ITEM NO. 898 OF THE INTERSTATE FREIGHT CARRIERS' CONFERENCE, INC., AGENTS, TARIFF NO. 7-A, MF-I.C.C. NO. A-7, APPLICABLE TO THIS SHIPMENT PROVIDES, CONCERNING EXCLUSIVE USE OF VEHICLE SERVICE, THAT THE SHIPPER SHALL ENDORSE ON THE BILL OF LADING "EXCLUSIVE USE OF VEHICLE UESTED.' SUBSTANTIAL COMPLIANCE WITH THAT PROVISION, THE BILL OF LADING WAS ANNOTATED:

"EXCLUSIVE USE OF THREE CLOSED VEHICLES AUTH UNDER R/O 1 2N-0966773

"NAVY SEALS APPLIED TO EQUIPMENT. DO NOT BREAK SEALS EXCEPT IN EMERGENCY OR WITH PRIOR APPROVAL OF THE NAVY DEPARTMENT. IF BROKEN, APPLY CARRIER SEALS IMMEDIATELY AND NOTIFY RECEIVING OFFICER, NAS MIRAMAR SAN DIEGO, CALIF.

"WTL VAN NOS. 551, SEAL NTL 1143, 44, 45 WTL VAN NO 515 SEAL 1163, 1149, 1177 NTL FLAT RACK NO 90"

AND BOTH VANS MOVED UNDER A CLEAR SEAL RECORD. ACCORDINGLY, ON THE TWO VANS IT APPEARS THAT CHARGES FOR EXCLUSIVE USE ARE JUSTIFIED, AND THE FILE IS BEING RETURNED TO OUR TRANSPORTATION DIVISION FOR ALLOWANCE IN THE AMOUNT FOUND PROPERLY DUE FOR THE EXCLUSIVE USE OF THOSE TWO VEHICLES.

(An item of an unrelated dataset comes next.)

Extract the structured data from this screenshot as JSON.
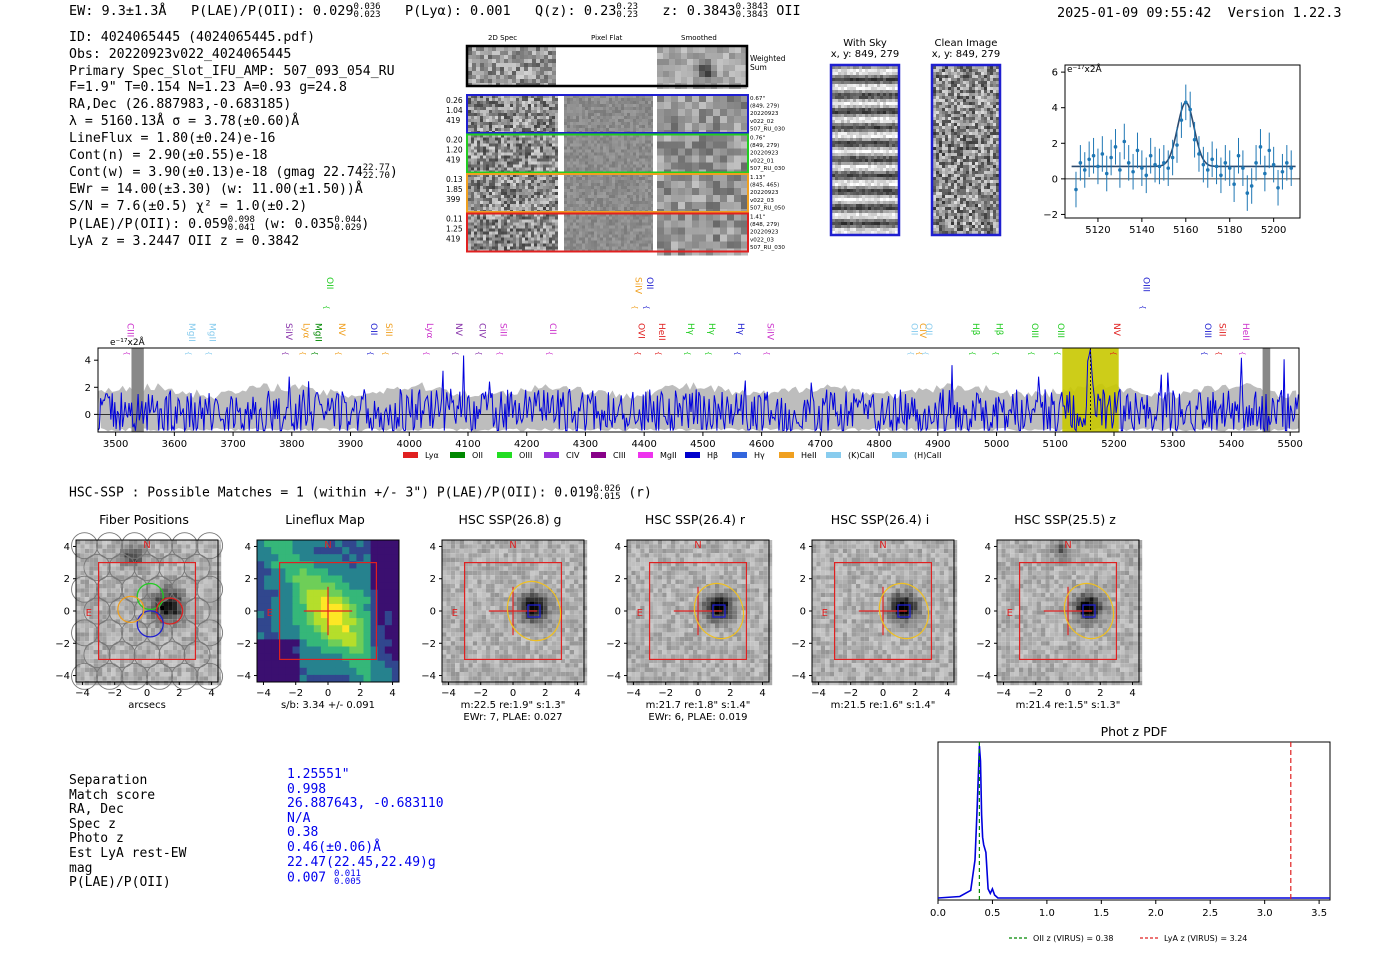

CONCERNING THE "FLAT RACK" VEHICLE, HOWEVER, THERE IS NO EVIDENCE IN THE RECORD THAT EXCLUSIVE-USE SERVICE WAS GIVEN, AND IN THE ABSENCE OF THE EVIDENCE ESTABLISHING CONCLUSIVELY THAT NO OTHER FREIGHT WAS LOADED ON THE THIRD VEHICLE AT ANY TIME IN THE COURSE OF MOVEMENT, OUR OFFICE HAS NO AUTHORITY TO AUTHORIZE PAYMENT OF PREMIUM CHARGES. SEE CHARLES V. UNITED STATES, 19 CT.CL. 316, AND LONGWILL V. UNITED STATES, 17 CT.CL. 288, CITED IN 39 COMP. GEN. 755 AT PAGE 757. ACCORDINGLY, AND ON THE PRESENT RECORD, THE DISALLOWANCE OF YOUR CLAIM FOR EXCLUSIVE-USE CHARGES ON THE "FLAT RACK" VEHICLE IS SUSTAINED.